Draft Genome Sequence of Paraburkholderia sp. UYCP14C, a Rhizobium Strain Isolated from Root Nodules of Calliandra parvifolia

Mauricio Langleib a,b, Martín Beracochea a, María Zabaleta a,c, Federico Battistoni a, José Sotelo-Silveira d, Elena Fabiano a, Andrés Iriarte b,, Raúl Platero a,
Editor: Frank J Stewarte
PMCID: PMC6473141  PMID: 31000547

Here, we present the draft genome sequence of strain UYCP14C, a rhizobium isolated from Calliandra parvifolia nodules. The assembled genome size was around 9.8 million bp, containing 9,031 predicted protein-coding sequences, including several symbiotic and nitrogen fixation genes.

ABSTRACT

Here, we present the draft genome sequence of strain UYCP14C, a rhizobium isolated from Calliandra parvifolia nodules. The assembled genome size was around 9.8 million bp, containing 9,031 predicted protein-coding sequences, including several symbiotic and nitrogen fixation genes. UYCP14C appears to be a novel species of the plant growth-promoting Paraburkholderia genus.

ANNOUNCEMENT

The genus Paraburkholderia is composed of Gram-negative, rod-shaped, straight or slightly curved bacteria that contain one or more flagella. These bacteria are metabolically and morphologically similar to the members of their sister clades Burkholderia, Caballeronia, and Robbsia (1, 2). Paraburkholderia comprises diverse environmental and plant-beneficial strains, including dinitrogen-fixing legume symbionts (39). In particular, the ability of Paraburkholderia spp. to nodulate plants of the genus Calliandra has been reported (10). The genome sequences of these rhizobia are valuable resources for understanding the mechanisms and evolution of beneficial plant-microbe interactions (11).

Here, we present the draft genome sequence of the bacterial strain UYCP14C, a rhizobium isolated from root nodules of the native legume Calliandra parvifolia, naturally occurring in Rio Negro Department, Uruguay.

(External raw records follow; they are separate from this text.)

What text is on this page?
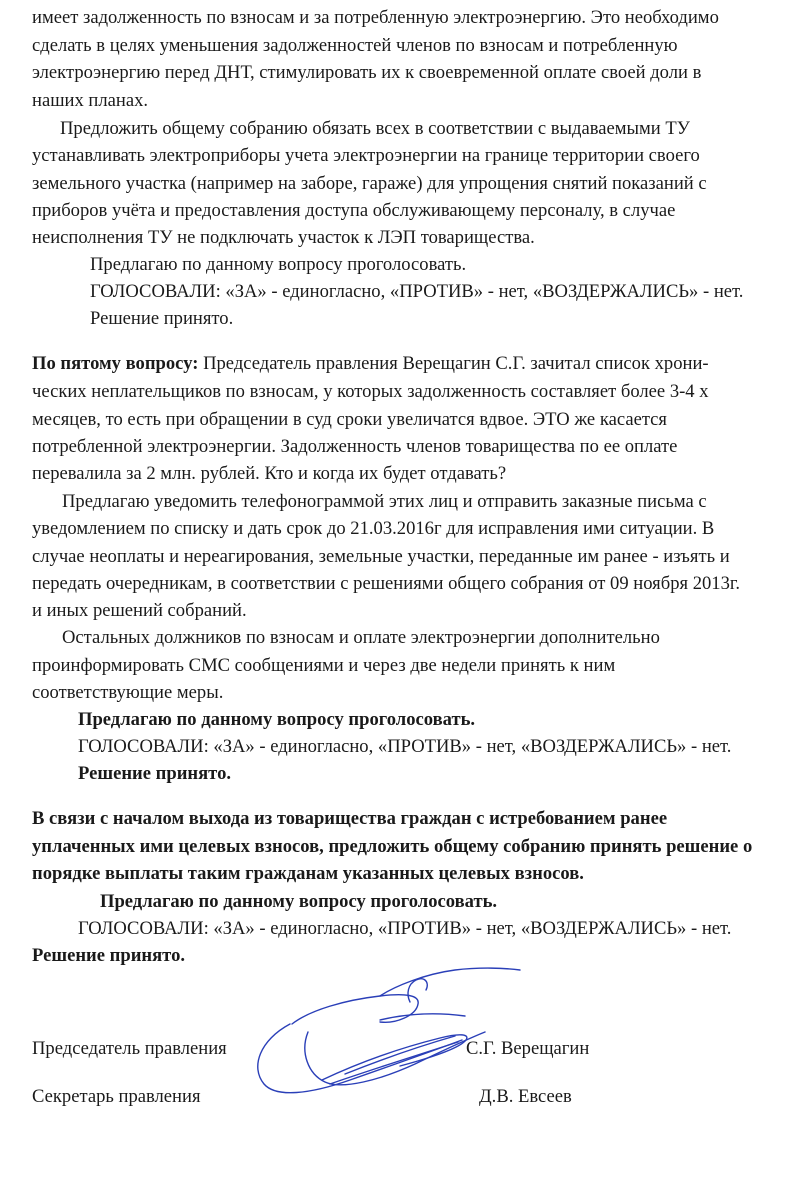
имеет задолженность по взносам и за потребленную электроэнергию. Это необходимо
сделать в целях уменьшения задолженностей членов по взносам и потребленную
электроэнергию перед ДНТ, стимулировать их к своевременной оплате своей доли в
наших планах.
Предложить общему собранию обязать всех в соответствии с выдаваемыми ТУ
устанавливать электроприборы учета электроэнергии на границе территории своего
земельного участка (например на заборе, гараже) для упрощения снятий показаний с
приборов учёта и предоставления доступа обслуживающему персоналу, в случае
неисполнения ТУ не подключать участок к ЛЭП товарищества.
Предлагаю по данному вопросу проголосовать.
ГОЛОСОВАЛИ: «ЗА» - единогласно, «ПРОТИВ» - нет, «ВОЗДЕРЖАЛИСЬ» - нет.
Решение принято.
По пятому вопросу: Председатель правления Верещагин С.Г. зачитал список хрони-
ческих неплательщиков по взносам, у которых задолженность составляет более 3-4 х
месяцев, то есть при обращении в суд сроки увеличатся вдвое. ЭТО же касается
потребленной электроэнергии. Задолженность членов товарищества по ее оплате
перевалила за 2 млн. рублей. Кто и когда их будет отдавать?
Предлагаю уведомить телефонограммой этих лиц и отправить заказные письма с
уведомлением по списку и дать срок до 21.03.2016г для исправления ими ситуации. В
случае неоплаты и нереагирования, земельные участки, переданные им ранее - изъять и
передать очередникам, в соответствии с решениями общего собрания от 09 ноября 2013г.
и иных решений собраний.
Остальных должников по взносам и оплате электроэнергии дополнительно
проинформировать СМС сообщениями и через две недели принять к ним
соответствующие меры.
Предлагаю по данному вопросу проголосовать.
ГОЛОСОВАЛИ: «ЗА» - единогласно, «ПРОТИВ» - нет, «ВОЗДЕРЖАЛИСЬ» - нет.
Решение принято.
В связи с началом выхода из товарищества граждан с истребованием ранее
уплаченных ими целевых взносов, предложить общему собранию принять решение о
порядке выплаты таким гражданам указанных целевых взносов.
Предлагаю по данному вопросу проголосовать.
ГОЛОСОВАЛИ: «ЗА» - единогласно, «ПРОТИВ» - нет, «ВОЗДЕРЖАЛИСЬ» - нет.
Решение принято.
Председатель правления	С.Г. Верещагин
Секретарь правления	Д.В. Евсеев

Root nodule collection and symbiotic bacterial isolation were performed as previously described (12, 13). UYCP14C identification was performed at EzBioCloud (14) using the PCR-amplified 16S rRNA gene sequence. The most similar sequence (99.49%) corresponded to Paraburkholderia monticola strain JC2948T. Genomic DNA was isolated from stationary-phase cultures in liquid tryptone-yeast (TY) medium (15) using the ZR fungal/bacterial DNA kit (ZymoResearch). The whole-genome, paired-end library was constructed using the TruSeq PCR-free kit (Illumina), and samples were run on a HiSeq 2500 sequencer (Illumina) at Macrogen (South Korea). A total of 2.3 × 107 paired-end reads 101 bp long were produced, with 99.66% of the reads having a Phred quality score over 30.

Sequence trimming was performed using Sickle 1.33 (16). The UYCP14C genome was assembled with SPAdes v3.9.0 (17), keeping paired reads unmerged before assembly. The kmer length parameter was set to 21, 33, 55, and 77, and SPAdes was executed with the “–careful” flag, which activates the BayesHammer read correction module (18). Genome assembly quality was assessed with QUAST v5.0.1 (17). The total assembly sums 9.83 megabase pairs, distributed in 427 contigs, with an N50 contig size of 121.2 kb and a maximum length of 381.2 kb. The average coverage reported by the assembler is approximately 60×. Genome G+C content was 63.07%, which is within the range reported for Paraburkholderia species (2).

The genome was uploaded to the RAST v2.0 annotation server under classic annotation scheme (18). In total, 9,031 protein-coding genes and 67 RNA-coding genes were annotated. Genes related to nodulation, such as nodCDHIJ, and nitrogen-fixation, such as nifHDK (among others), were found.

Pairwise average nucleotide identities were calculated using OrthoANI calculator v1.40 (19) by comparing the UYCP14C genome with the 43 genome sequences of organisms of the Paraburkholderia genus available in GenBank and analyzed previously (1). In all cases, the average nucleotide identity (ANI) was below the usual threshold of 95% employed as a minimum to designate members of the same species, suggesting that the UYCP14C genome is the first of a new Paraburkholderia species. Further studies are in progress to validate this hypothesis.

Data availability.

Raw reads are available under the BioSample accession number SAMN10846787. The assembled genome sequence was deposited at GenBank under BioProject accession number PRJNA517875. The version described in this paper is the first version under the accession number SELS00000000.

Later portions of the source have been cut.